IBM Research and IBM’s X-Force Red security teams have created a way for companies to measure an asset’s “resistance strength.”
Tools that use industry standards and benchmarks to monitor and visualize the security posture of hybrid cloud environments are getting more popular as cloud management becomes more complex, and attacks grow more sophisticated. The number of Common Vulnerabilities and Exposures (CVE) in the National Vulnerability Database, for example, has risen steeply in the past year, up from more than 144,000 in late 2020 to more than 171,000 at recent count.
To mitigate such security threats, more and more industry standards and benchmarks have been proposed to monitor, visualize and remediate cloud security postures. Tools to automate such practices are likewise becoming more prevalent.
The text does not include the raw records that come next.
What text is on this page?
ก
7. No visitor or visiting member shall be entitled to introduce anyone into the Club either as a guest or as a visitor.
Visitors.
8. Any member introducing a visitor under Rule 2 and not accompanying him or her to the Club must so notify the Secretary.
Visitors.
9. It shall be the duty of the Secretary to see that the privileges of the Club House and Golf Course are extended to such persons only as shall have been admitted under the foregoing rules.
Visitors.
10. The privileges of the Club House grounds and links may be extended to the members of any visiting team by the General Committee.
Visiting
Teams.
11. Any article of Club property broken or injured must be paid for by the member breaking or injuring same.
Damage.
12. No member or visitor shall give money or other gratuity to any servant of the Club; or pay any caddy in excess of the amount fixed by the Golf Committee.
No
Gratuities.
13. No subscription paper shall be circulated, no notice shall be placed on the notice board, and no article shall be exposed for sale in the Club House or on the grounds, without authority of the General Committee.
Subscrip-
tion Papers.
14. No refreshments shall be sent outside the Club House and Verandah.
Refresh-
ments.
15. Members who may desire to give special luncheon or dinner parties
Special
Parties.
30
However, too many standards—the Center for Internet Security (CIS) alone features more than 140 published benchmarks—confuse the tools used to accurately analyze risks in different user-specific environments, delaying much-needed security improvements.
The number of Common Vulnerabilities and Exposures has risen steeply in the past year, up from more than 144,000 in late 2020 to more than 171,000 at recent count.
To meet those needs, IBM Research and IBM’s X-Force Red security teams have created a way for companies to measure an asset’s “resistance strength”—a term coined by the popular FAIR risk management model to measure an asset’s ability to defend itself.
Where to start?
To measure the resistance strength of your cloud environment, you need to measure the risk of each control specified in best practices documents such as (CIS) Benchmarks or the US DoD Security Technical Implementation Guides (STIGs). While some of these documents do offer guidance in terms of their risk priority, some do not—and there is not a 10-point scale as we see in the CVE world. And these findings add up fast—companies are typically overwhelmed with the amount of data they need to deal with when it comes to increasing resistance strength. Modern compute environments need to be compliant with tens (if not hundreds) of policies, and each policy on average may have hundreds of checks.
Typically, businesses will find that some portion of their checks are non-compliant at any given time due to, for example, misconfigurations, default passwords or lax controls on permissions. Fixing those problems requires expertise and time. As a result, these companies are asking how to prioritize an approach to risk so they can address the most urgent problems first.
Using AI and search to create a risk calculator
Our research focused on creating a starting point for businesses, using a combination of Watson Discovery search-based techniques and AI techniques—with STIGs as our training data—to predict risk associated with each check found in best practices documents.
Taking into account environmental factors—such as whether a network is public or private—we derive a threat risk score to measure the overall strength and weakness of a hybrid cloud environment. We also calculate risk for each check, asset and group within a given cloud.
One challenge is that STIG data is unbalanced in terms of the label distribution (High, Medium, Low), with fewer labels for High than for the other classifications. To avoid creating a biased model trained from the data and to be more sensitive to high-risk checks, we adopted an ensemble approach combining machine learning with Watson Discovery.
Our ensemble approach to calculating risk for best practices checks has a 0.91 F-score, which is a measure of accuracy. This score combines precision (the percentage of selected items that are relevant, compared to all selected items) and recall (the percentage of selected items that are relevant, compared to all true relevant items).
Based on the success of our research, our approach has been integrated into X-Force Red’s Vulnerability Management Services (VMS) to improve the offering’s ability to identify, prioritize and remediate vulnerabilities and other weaknesses. In this way, organizations can measure risk not only according to patch level, but also in terms of their asset’s inherent ability to thwart attackers.